We will delve into the complexities of the data protection nuances, particularly in relation to the Federal Act on Data Protection (FADP), EU's General Data Protection Regulation (GDPR), and the Swiss Financial Market Supervisory Authority (FINMA) guidelines. Participants will dissect the current strategies employed by Swiss banks and other companies, the potential pitfalls and cyber risks associated with cloud migration, and the role of encryption, tokenization, and other advanced security measures.
By exploring the nuances of data handling in the cloud for the Swiss banking sector, this roundtable promises to provide invaluable insights and practical solutions for managing customer identifying data securely and effectively, thereby promoting trust and confidence in the digital banking ecosystem.
Roundtable 8: Caroline Prenn, Senior Director at EPAM Systems
How Organizations Can Leverage AI, mitigate risk and ensure benefits
Today AI brings tremendous benefits for automation which bring cost savings, efficiency gains etc. However without proper control and risk management, it can generate significant threats and bring more pain then benefits. What to consider to leverage full benefits?
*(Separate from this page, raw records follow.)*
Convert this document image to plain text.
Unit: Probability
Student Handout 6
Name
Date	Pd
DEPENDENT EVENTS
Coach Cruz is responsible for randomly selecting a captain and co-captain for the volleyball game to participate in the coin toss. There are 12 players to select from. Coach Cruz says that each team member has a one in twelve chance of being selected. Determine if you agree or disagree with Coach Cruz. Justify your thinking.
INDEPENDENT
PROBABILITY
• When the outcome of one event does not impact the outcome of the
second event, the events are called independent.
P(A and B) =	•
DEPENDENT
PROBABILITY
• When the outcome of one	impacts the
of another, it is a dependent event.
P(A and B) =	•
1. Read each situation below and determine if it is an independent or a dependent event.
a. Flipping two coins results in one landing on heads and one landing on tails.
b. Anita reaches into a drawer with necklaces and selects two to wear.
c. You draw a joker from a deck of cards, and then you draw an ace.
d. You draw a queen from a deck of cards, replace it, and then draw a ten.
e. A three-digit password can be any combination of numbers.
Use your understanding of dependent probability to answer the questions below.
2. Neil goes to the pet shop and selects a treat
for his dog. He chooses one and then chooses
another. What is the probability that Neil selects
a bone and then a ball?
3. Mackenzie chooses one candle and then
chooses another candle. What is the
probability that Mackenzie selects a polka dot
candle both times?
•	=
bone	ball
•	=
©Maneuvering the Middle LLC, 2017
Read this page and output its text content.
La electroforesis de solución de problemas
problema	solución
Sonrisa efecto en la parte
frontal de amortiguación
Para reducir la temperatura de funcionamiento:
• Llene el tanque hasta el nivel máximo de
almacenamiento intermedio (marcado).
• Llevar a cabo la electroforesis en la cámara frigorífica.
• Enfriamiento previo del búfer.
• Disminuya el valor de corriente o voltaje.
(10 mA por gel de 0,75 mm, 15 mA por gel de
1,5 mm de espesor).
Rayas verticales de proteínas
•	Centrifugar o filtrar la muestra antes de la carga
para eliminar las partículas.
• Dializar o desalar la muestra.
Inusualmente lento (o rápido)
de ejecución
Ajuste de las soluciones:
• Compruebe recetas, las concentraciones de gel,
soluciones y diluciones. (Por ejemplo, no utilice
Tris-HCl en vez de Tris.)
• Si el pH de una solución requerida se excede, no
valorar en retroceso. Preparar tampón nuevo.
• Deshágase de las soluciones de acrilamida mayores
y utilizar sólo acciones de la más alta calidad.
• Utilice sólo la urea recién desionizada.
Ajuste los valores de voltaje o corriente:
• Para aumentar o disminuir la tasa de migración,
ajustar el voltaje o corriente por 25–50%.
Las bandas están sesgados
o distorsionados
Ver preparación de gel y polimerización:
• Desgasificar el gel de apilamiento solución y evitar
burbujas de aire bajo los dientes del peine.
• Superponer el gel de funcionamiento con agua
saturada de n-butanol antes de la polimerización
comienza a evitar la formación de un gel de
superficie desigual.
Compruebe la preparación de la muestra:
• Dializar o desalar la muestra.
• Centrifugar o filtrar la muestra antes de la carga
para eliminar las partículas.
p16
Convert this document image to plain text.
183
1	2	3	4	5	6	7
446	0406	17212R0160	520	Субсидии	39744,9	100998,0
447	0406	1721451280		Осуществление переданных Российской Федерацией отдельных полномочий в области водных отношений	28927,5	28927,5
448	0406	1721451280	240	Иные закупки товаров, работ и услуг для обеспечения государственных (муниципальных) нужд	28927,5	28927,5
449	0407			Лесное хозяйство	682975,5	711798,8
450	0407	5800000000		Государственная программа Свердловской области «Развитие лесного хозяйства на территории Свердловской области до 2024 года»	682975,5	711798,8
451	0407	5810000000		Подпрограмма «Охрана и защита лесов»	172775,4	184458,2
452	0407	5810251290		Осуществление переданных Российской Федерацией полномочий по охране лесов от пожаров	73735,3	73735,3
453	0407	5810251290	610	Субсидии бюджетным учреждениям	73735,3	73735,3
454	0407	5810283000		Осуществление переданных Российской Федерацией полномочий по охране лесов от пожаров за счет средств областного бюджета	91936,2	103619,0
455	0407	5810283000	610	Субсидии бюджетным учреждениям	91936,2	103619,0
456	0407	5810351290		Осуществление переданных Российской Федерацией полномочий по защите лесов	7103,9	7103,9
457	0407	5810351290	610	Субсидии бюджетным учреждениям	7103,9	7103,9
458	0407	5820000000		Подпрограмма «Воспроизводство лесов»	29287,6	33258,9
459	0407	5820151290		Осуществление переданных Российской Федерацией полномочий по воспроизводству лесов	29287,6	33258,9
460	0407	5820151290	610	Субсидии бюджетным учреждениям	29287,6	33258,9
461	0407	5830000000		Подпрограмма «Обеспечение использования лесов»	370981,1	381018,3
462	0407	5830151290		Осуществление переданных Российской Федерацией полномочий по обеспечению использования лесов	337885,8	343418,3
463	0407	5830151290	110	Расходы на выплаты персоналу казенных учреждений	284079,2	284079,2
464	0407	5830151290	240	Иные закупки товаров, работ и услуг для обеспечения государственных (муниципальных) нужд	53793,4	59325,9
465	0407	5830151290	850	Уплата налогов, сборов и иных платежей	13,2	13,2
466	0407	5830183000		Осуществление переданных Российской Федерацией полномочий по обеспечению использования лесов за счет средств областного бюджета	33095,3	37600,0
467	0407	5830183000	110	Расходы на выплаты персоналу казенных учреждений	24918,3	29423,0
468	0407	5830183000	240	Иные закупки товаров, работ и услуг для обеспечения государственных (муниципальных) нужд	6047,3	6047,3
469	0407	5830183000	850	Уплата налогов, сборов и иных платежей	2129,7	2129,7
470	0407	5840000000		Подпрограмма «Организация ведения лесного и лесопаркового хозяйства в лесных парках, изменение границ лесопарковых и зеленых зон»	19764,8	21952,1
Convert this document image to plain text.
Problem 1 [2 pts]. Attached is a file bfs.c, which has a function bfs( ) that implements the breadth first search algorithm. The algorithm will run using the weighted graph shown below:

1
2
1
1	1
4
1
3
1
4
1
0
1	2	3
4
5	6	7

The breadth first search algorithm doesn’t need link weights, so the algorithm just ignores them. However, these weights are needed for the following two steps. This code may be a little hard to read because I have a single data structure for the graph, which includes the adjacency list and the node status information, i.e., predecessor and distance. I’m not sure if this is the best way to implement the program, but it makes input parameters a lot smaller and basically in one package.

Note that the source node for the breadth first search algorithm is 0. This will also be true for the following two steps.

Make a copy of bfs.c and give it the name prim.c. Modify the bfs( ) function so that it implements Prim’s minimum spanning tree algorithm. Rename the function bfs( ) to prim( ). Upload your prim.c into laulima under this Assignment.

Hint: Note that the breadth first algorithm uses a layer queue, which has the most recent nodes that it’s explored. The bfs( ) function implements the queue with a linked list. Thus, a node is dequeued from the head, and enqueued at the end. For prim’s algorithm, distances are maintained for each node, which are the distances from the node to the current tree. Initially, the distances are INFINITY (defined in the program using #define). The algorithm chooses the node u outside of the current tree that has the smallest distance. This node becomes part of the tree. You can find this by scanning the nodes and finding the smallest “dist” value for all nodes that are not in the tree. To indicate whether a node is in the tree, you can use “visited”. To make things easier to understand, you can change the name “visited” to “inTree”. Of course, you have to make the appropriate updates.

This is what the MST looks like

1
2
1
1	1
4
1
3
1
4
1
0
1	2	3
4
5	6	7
Roundtable 9: Zuzana Rebrova, Lead of Third Party Cyber Risk Management at Swiss Re
Ingredients of streamlined and smooth running TPRM
The roundtable discussion will focus on the components required to create efficient third-party risk management service. Discussion will touch on the importance of cross-team collaboration, operating without silos, tooling, 20/80 approach and holistic view through multiple risk domains and how all these ingredients might be used to enhance the efficiency of the third-party risk managements process. Participants can expect productive, insightful conversation, best practices sharing and inspirations from peers.
Roundtable 10: Nathalie Weiler, Professor at OST - Ostschweizer Fachhochschule & Head of IT Security Architecture at Helsana (starting 1.9.2023)
Beyond Security Awareness
Security Awareness Training address the human factor in cyber risk. Unfortunately, effectiveness is limited and stagnates even in the best companies at 80-85% in phishing simulations.
So, lets discuss how we can get rid of the effectiveness myth of security awareness. What can we do? How can we combine train more - train different? What value brings gamification in security awareness training? How can we borrow on a general security training within the enterprise to foster security first thinking? Are Capture-the-Flag (CTF) of value for enterprise or just a nerd experience? What does academic research in this specific field bring to the table? What learnings can we draw from specialist trainings?
Let's talk about spanning the bridge between the different security training forms and formats available for a better result!
Roundtable 11: Maria Zidkova, Information Security Officer at City Zurich
How to achieve Continuous Security Compliance and benefit from Cloud Security Community
Cloud Security Organizations like Cloud Security Alliance provide us with tools and documentations to work with.
Are you aware of the benefits CSA CCM, CAIQ and CIS Benchmarks can offer you? Let's share experiences. Which tools did you experience and would recommend?